Infosys Ltd independent director Ravi Venkatesan, a former co-chairman of the IT firm, resigned from the board on Friday, in a move that industry watchers did not find very surprising.

In a filing with the exchanges, Infosys said that Venkatesan, a former head of Microsoft India who joined the board in 2011, had decided to step down as the wanted “to pursue an exciting new opportunity”.
Venkatesan survived the purge last year, when Nandan Nilekani became the chairman after Vishal Sikka left as chief executive amid a cloud. At the time, four of the board members, including chairman R Seshasayee and Sikka, had resigned, and Venkatesan had stepped down as co-chairman.
Venkatesan was also part of the board’s audit committee and finance and investment committee. His resignation now is seen as part of co-founder Nandan Nilekani’s board reconstitution.
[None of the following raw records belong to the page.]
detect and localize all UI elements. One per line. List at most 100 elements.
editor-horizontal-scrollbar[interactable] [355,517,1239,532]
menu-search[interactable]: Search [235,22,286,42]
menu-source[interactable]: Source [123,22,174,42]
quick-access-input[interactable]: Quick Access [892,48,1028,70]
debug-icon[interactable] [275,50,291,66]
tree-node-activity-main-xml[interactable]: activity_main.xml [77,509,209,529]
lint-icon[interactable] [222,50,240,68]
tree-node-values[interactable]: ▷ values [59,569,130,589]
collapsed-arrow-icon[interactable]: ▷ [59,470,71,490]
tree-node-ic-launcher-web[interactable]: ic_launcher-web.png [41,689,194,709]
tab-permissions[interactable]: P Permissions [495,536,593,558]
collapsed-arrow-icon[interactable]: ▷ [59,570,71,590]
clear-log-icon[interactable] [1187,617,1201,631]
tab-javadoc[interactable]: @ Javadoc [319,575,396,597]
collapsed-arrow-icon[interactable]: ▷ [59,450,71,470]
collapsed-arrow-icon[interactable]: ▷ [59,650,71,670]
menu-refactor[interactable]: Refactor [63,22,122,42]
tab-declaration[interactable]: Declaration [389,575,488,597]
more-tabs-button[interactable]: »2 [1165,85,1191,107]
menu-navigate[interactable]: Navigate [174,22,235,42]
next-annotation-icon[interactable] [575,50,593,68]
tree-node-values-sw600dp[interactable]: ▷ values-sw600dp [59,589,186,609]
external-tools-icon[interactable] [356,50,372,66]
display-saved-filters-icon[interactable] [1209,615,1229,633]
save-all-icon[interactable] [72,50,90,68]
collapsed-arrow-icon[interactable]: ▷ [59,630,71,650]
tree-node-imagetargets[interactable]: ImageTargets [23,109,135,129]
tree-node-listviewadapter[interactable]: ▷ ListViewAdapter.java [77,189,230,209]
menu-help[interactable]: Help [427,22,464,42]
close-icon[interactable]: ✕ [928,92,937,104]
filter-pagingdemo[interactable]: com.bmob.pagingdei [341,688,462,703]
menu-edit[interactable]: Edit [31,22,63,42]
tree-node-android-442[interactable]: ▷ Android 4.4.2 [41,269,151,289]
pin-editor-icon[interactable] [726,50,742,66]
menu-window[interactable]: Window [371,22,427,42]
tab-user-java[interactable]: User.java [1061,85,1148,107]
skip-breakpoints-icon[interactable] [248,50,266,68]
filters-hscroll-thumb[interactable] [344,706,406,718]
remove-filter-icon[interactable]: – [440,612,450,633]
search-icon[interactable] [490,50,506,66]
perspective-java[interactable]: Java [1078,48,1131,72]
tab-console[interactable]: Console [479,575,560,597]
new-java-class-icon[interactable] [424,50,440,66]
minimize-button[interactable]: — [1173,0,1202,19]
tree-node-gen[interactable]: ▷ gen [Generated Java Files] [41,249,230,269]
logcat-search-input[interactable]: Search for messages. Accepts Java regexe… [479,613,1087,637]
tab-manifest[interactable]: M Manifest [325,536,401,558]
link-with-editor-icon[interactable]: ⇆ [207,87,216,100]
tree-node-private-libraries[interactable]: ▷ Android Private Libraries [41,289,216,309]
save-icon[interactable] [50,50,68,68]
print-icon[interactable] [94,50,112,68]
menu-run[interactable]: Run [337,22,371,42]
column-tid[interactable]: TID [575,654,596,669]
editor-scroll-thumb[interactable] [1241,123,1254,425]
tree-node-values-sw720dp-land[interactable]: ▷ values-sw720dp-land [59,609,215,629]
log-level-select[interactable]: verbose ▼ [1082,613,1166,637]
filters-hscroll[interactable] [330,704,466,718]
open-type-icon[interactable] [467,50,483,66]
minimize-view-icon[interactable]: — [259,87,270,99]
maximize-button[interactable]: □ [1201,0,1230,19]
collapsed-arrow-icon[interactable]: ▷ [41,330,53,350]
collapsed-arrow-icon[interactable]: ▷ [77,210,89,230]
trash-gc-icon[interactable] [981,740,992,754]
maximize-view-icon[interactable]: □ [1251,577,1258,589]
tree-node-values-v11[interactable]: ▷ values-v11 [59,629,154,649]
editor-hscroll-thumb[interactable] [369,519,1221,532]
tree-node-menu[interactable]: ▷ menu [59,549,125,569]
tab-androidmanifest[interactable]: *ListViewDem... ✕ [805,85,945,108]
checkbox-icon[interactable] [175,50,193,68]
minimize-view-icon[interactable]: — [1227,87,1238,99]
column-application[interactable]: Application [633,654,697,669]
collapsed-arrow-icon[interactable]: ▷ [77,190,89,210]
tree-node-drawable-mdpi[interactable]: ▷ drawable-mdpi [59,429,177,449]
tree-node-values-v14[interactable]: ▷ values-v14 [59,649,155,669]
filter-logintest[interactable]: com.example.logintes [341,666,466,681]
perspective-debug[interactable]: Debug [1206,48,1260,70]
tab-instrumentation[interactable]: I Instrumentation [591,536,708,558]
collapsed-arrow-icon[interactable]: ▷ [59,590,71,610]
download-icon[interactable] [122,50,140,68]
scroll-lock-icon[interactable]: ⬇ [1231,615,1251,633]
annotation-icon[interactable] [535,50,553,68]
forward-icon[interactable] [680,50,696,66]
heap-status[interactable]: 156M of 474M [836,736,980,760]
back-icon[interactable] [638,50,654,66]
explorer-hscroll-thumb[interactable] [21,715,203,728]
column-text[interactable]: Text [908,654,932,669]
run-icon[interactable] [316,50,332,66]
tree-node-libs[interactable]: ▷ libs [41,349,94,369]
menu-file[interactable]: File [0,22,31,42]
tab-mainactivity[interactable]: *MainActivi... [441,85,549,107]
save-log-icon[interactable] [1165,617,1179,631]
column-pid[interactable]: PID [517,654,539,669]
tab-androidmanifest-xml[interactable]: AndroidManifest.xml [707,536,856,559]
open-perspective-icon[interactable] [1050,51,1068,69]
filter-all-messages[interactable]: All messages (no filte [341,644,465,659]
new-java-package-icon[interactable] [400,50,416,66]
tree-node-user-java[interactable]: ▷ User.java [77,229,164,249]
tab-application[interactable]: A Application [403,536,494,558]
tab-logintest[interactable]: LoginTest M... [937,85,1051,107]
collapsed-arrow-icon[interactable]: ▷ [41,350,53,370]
Last month, Infosys elevated Kiran Mazumdar-Shaw as the lead independent director.
Many in the old board had incurred the wrath of co-founder N R Narayana Murthy for alleged lapses in governance, including in the approval of the Panaya acquisition and severance payments made to former CFO Rajiv Bansal.
Venkatesan, a former Microsoft India chairman, joined the Infosys board in 2011 and served as co-chairman between April and August last year.
“Venkatesan’s resignation is part of the clean-up of the old board,” said an unnamed brokerage firm analyst who follows Infosys closely told The Times of India.
“This is not surprising and was expected, especially since what happened in August last year,” Shriram Subramanian, founder and managing director of investor proxy firm InGovern Research Services, told Livemint and TOI.
“This is a step towards a board change and just the impact of whatever has happened around him,” Subramanian said, adding that there is a high possibility of other members such as Roopa Kudva and Punita Kumar Sinha following suit. That would leave only Biocon’s Kiran Mazumdar-Shaw and D N Prahlad as survivors of the old regime.
Some believe Venkatesan may be quitting because he was more in line with Sikka's services-plus-product strategy than with new chief executive Salil Parekh's pure services strategy.
In the note issued by Infosys to the stock exchanges, Venkatesan said, “I joined the board at a time when Infosys was beginning the complex journey of transitioning from founder-led to professional management. This was also a time of tectonic industry shifts. I am pleased that this mission has been accomplished. Infosys is strong, in good hands, and is gaining momentum. My seven years on the board have been exciting, rewarding and eventful.”
Nilekani indicated that Venkatesan is quitting to play a role in the social sector. “The board will miss his passion, strategic insights, and personal warmth, but he will always remain a friend. Ravi has been a champion for driving social impact and it is desire to do more, that led to his request for stepping off the board,” he said.
Nilekani said, “I thank Ravi for his pivotal contributions to Infosys in a period of important transitions and towards a digital-first future. This passage is one that every entrepreneurial company faces eventually and I thank Ravi for his leadership in ensuring a successful transition.”
Venkatesan was in the eye of a storm when he was appointed co-chairman with the objective of helping Sikka execute his strategy. Reports at the time suggested that Sikka was loth to have an additional person supervising his work.
Venkatesan, who is chairman of the Bank of Baroda, is also said to have been a key figure in drafting the letter from the board that accused Murthy of meddling in company affairs against all norms of corporate governance, and singled Murthy out for Sikka’s exit.